The developer tested mixing two models in a planner-plus-executor setup and found the complexity didn't justify the cost or latency trade-offs. For consistent productivity in extended coding sessions, Claude Opus and GPT remain the practical standard, especially when accessed through subsidized monthly plans rather than pay-per-token pricing.
What Tools Actually Proved Useful After 600 Hours?

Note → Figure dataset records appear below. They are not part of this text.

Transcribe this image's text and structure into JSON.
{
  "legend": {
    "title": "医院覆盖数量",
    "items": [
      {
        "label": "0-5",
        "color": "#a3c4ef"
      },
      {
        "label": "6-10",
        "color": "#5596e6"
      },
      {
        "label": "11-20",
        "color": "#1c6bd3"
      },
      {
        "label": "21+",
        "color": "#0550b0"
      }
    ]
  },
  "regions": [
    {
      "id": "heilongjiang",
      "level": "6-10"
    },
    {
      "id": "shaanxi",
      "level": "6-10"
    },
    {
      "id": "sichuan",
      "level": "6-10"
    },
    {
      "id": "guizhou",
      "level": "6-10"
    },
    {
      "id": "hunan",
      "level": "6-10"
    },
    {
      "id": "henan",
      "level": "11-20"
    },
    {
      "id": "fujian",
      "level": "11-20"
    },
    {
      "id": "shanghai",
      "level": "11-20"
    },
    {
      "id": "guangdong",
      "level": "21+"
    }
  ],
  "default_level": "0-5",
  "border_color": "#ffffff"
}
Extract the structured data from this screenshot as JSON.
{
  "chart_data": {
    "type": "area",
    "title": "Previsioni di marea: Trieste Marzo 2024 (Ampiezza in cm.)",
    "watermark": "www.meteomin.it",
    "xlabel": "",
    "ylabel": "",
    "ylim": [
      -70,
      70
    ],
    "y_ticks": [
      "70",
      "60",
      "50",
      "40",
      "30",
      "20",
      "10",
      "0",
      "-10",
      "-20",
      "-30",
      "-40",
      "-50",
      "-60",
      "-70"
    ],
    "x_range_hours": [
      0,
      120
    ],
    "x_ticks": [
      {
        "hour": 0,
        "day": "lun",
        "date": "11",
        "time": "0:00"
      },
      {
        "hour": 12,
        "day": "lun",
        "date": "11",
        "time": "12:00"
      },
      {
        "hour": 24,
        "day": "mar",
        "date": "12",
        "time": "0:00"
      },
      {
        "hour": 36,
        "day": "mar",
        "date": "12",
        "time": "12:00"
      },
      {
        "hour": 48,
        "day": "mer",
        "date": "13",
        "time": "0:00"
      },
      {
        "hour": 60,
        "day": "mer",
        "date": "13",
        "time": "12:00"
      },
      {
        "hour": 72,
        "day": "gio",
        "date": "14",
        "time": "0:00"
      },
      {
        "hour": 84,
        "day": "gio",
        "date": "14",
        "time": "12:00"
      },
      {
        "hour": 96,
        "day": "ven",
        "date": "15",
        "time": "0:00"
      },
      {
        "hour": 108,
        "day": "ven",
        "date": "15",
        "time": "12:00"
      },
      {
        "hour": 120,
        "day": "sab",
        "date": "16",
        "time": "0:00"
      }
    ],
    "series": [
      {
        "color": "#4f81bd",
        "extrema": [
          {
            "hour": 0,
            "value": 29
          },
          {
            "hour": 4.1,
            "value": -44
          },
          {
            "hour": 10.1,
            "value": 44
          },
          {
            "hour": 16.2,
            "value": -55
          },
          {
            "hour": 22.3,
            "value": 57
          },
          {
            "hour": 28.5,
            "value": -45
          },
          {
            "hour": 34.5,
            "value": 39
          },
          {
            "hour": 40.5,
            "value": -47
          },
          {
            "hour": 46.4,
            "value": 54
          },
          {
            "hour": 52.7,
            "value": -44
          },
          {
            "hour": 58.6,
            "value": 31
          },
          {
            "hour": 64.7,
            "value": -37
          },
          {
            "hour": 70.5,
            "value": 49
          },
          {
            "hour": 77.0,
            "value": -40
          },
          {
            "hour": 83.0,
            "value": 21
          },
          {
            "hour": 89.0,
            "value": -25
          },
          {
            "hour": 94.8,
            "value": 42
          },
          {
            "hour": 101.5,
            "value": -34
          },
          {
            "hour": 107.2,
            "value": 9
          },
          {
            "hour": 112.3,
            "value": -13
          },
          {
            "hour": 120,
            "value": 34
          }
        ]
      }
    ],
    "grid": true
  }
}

Beyond the sandboxing approach, the developer highlighted ai-memory as a second critical tool. This system helps coding agents maintain context across long sessions and multiple projects, addressing one of the key limitations of even the most capable models. The specifics of how ai-memory works were detailed in a separate post, but the core insight is that agents need external memory systems to maintain continuity when working on complex, multi-day projects.
The developer emphasized that most of the projects shared on GitHub are proofs of concept and experiments, not production-ready software. FrankMD received significant community contributions, testing, and bug fixes, making it more stable than earlier versions. However, the broader point stands: these tools were born from a "vibe-coding lab," not a three-year product roadmap with enterprise support and service-level agreements.
For a normal developer, the recommendation is simple: focus on Claude Code, GPT Codex, or OpenCode. That's sufficient. While alternatives like Gemini CLI, Cursor, Windsurf, and others exist, the cost-benefit analysis consistently favors the two leading models when you're doing heavy programming work for hours at a time.
The broader lesson is that AI-assisted development isn't about having the most sophisticated architecture or the most agents. It's about combining the right model with solid engineering practices, practical safety layers, and realistic expectations about what these tools can and cannot do reliably.